What might I have gained with said friend who only wanted to talk about pleasantries a year or five down the line? What might I have gained without being so protective of myself? Would I have ever gained a safe space to be who I am, or did I do the right thing by thinking up front that it would never happen? Was I trusting my intuition, or pushing someone away that ultimately had my best interests at heart?
My protection mechanisms are too great, and I know it. I have often accused others of having a barbed wire fence around their hearts without realizing that I have one, too… and when we meet each other, closeness cannot happen because neither one will take it down.
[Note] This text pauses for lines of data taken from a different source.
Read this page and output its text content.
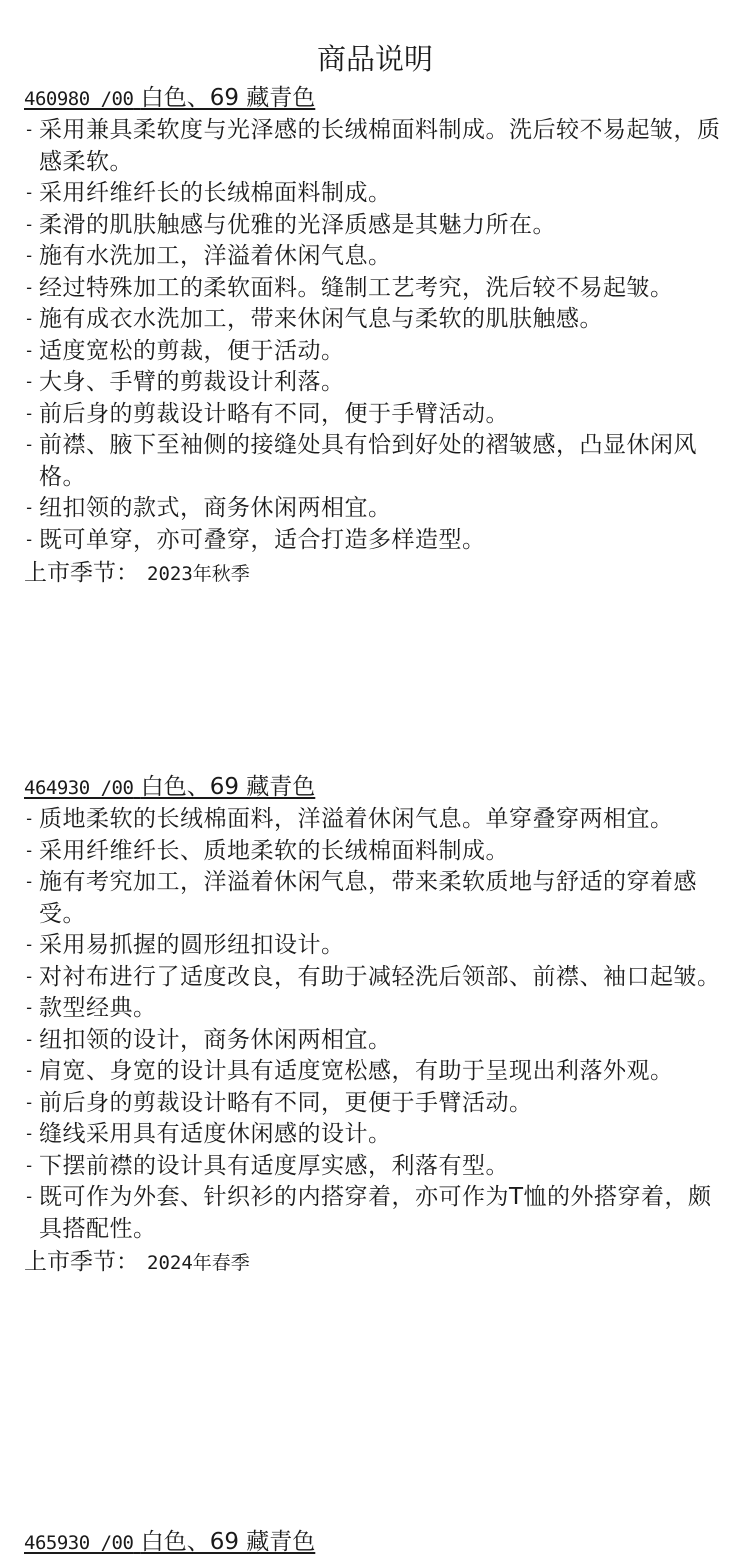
商品说明
460980 /00 白色、69 藏青色
- 采用兼具柔软度与光泽感的长绒棉面料制成。洗后较不易起皱，质感柔软。
- 采用纤维纤长的长绒棉面料制成。
- 柔滑的肌肤触感与优雅的光泽质感是其魅力所在。
- 施有水洗加工，洋溢着休闲气息。
- 经过特殊加工的柔软面料。缝制工艺考究，洗后较不易起皱。
- 施有成衣水洗加工，带来休闲气息与柔软的肌肤触感。
- 适度宽松的剪裁，便于活动。
- 大身、手臂的剪裁设计利落。
- 前后身的剪裁设计略有不同，便于手臂活动。
- 前襟、腋下至袖侧的接缝处具有恰到好处的褶皱感，凸显休闲风格。
- 纽扣领的款式，商务休闲两相宜。
- 既可单穿，亦可叠穿，适合打造多样造型。
上市季节： 2023年秋季
464930 /00 白色、69 藏青色
- 质地柔软的长绒棉面料，洋溢着休闲气息。单穿叠穿两相宜。
- 采用纤维纤长、质地柔软的长绒棉面料制成。
- 施有考究加工，洋溢着休闲气息，带来柔软质地与舒适的穿着感受。
- 采用易抓握的圆形纽扣设计。
- 对衬布进行了适度改良，有助于减轻洗后领部、前襟、袖口起皱。
- 款型经典。
- 纽扣领的设计，商务休闲两相宜。
- 肩宽、身宽的设计具有适度宽松感，有助于呈现出利落外观。
- 前后身的剪裁设计略有不同，更便于手臂活动。
- 缝线采用具有适度休闲感的设计。
- 下摆前襟的设计具有适度厚实感，利落有型。
- 既可作为外套、针织衫的内搭穿着，亦可作为T恤的外搭穿着，颇具搭配性。
上市季节： 2024年春季
465930 /00 白色、69 藏青色
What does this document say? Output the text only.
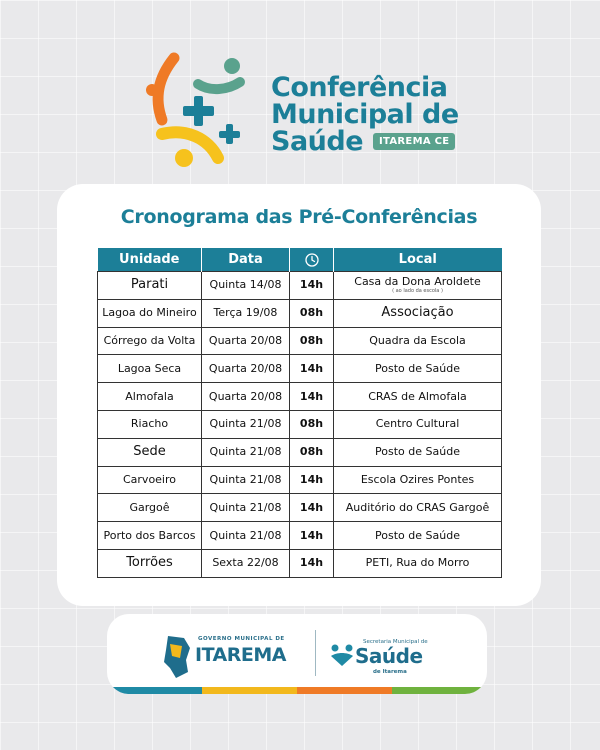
Conferência
Municipal de
Saúde	ITAREMA CE
Cronograma das Pré-Conferências
Unidade	Data		Local
Parati	Quinta 14/08	14h	Casa da Dona Aroldete
( ao lado da escola )

Lagoa do Mineiro	Terça 19/08	08h	Associação
Córrego da Volta	Quarta 20/08	08h	Quadra da Escola
Lagoa Seca	Quarta 20/08	14h	Posto de Saúde
Almofala	Quarta 20/08	14h	CRAS de Almofala
Riacho	Quinta 21/08	08h	Centro Cultural
Sede	Quinta 21/08	08h	Posto de Saúde
Carvoeiro	Quinta 21/08	14h	Escola Ozires Pontes
Gargoê	Quinta 21/08	14h	Auditório do CRAS Gargoê
Porto dos Barcos	Quinta 21/08	14h	Posto de Saúde
Torrões	Sexta 22/08	14h	PETI, Rua do Morro
GOVERNO MUNICIPAL DE
ITAREMA
Secretaria Municipal de
Saúde
de Itarema
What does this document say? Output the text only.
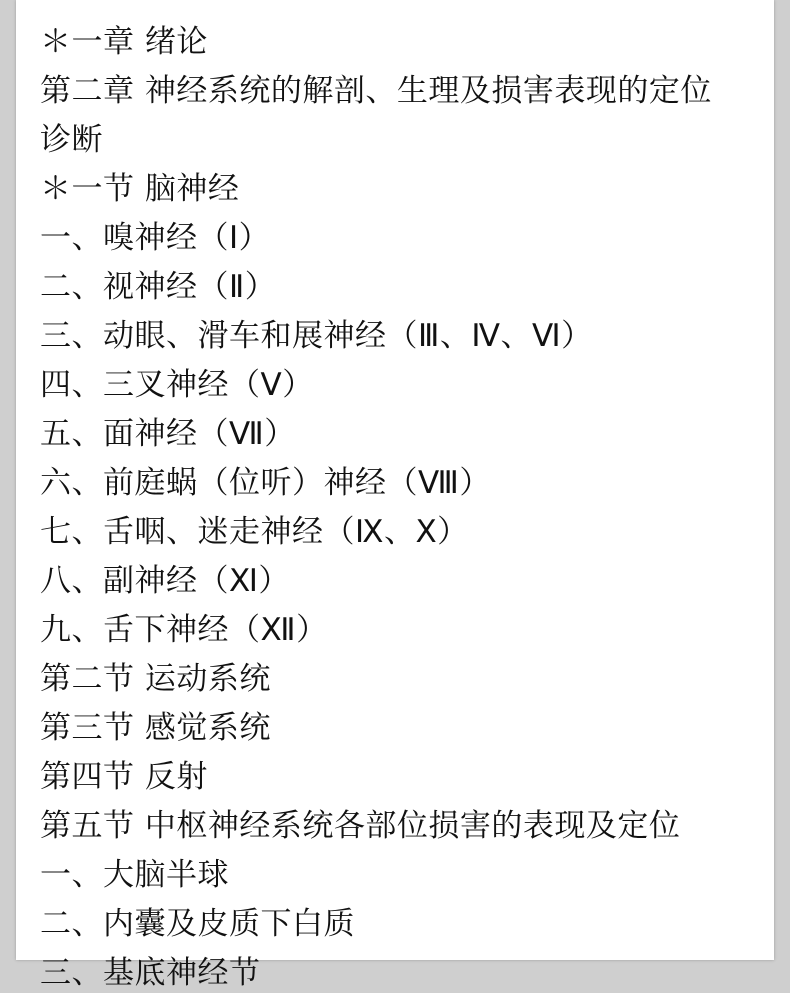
＊一章 绪论

第二章 神经系统的解剖、生理及损害表现的定位

诊断

＊一节 脑神经

一、嗅神经（Ⅰ）

二、视神经（Ⅱ）

三、动眼、滑车和展神经（Ⅲ、Ⅳ、Ⅵ）

四、三叉神经（Ⅴ）

五、面神经（Ⅶ）

六、前庭蜗（位听）神经（Ⅷ）

七、舌咽、迷走神经（Ⅸ、Ⅹ）

八、副神经（Ⅺ）

九、舌下神经（Ⅻ）

第二节 运动系统

第三节 感觉系统

第四节 反射

第五节 中枢神经系统各部位损害的表现及定位

一、大脑半球

二、内囊及皮质下白质

三、基底神经节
The only people I have trusted completely are my choir, because I thought they had a right to know why it was so difficult for me to come to rehearsal and church. That being bipolar and anxiety-ridden extends even to people I know well, and my mother dying only makes it worse because she was a church musician her entire life, and there are pieces that my conductor pulls out that I just lose my snot and cannot breathe. Even though it is okay with them when it happens, that it wouldn’t matter if I cried through every piece, I don’t want them to see me that way. My biggest fear is coming completely undone in public, and it has happened twice more than I’ve wanted, which is a grand total of two. Even in safe space, I am afraid.
I am lost and crying even as I write this, because living in a world without my mother so prematurely is a different kind of lost than I’ve ever felt. Losing your mother is never, ever easy… as is losing either parent or step-parent… however, a life cut short is a different kind of grief. You are not just mourning the past, but the lost future as well. Forbes, Lindsay, and I should have had 15-20 more years with her than we got. Forbes is over a decade older than my mother, and it is inconceivable to him that she died first. It’s six months later, and time is still malleable, because sometimes it has passed and sometimes it hasn’t.
My friend Susan said that her mother was still alive, but that when she died, it would bring her to her knees. At first, I was angry and jealous that she said it, because her mother was still alive and mine wasn’t. Anger and jealousy turned to gratitude when I realized she’d expressed something that I couldn’t and didn’t.
“Bring me to my knees” is so accurate that it hurts to even type. She saw writing on the wall that I couldn’t read until I began to live it… those words have soaked into my muscles and I carry them as if they are sewn there, right next to Dana’s… mostly because my mother was one of the people who never thought I was hard to love, even when I made it so.
I’d like to believe that I’m making it right, one day at a time, by becoming more open and actively trying to live as if I’ve been hurt, but I will recover. I just have to remember that recovery is a process, and it won’t come together all in one day… or even in the same way it used to be. It is the creation of the new normal… that even if Dana and I were still married and Argo and I were still flipping each other shit across the miles time would still weave in and out because sometimes the light in me can’t help but extinguish itself….
because I’ve been brought to my knees.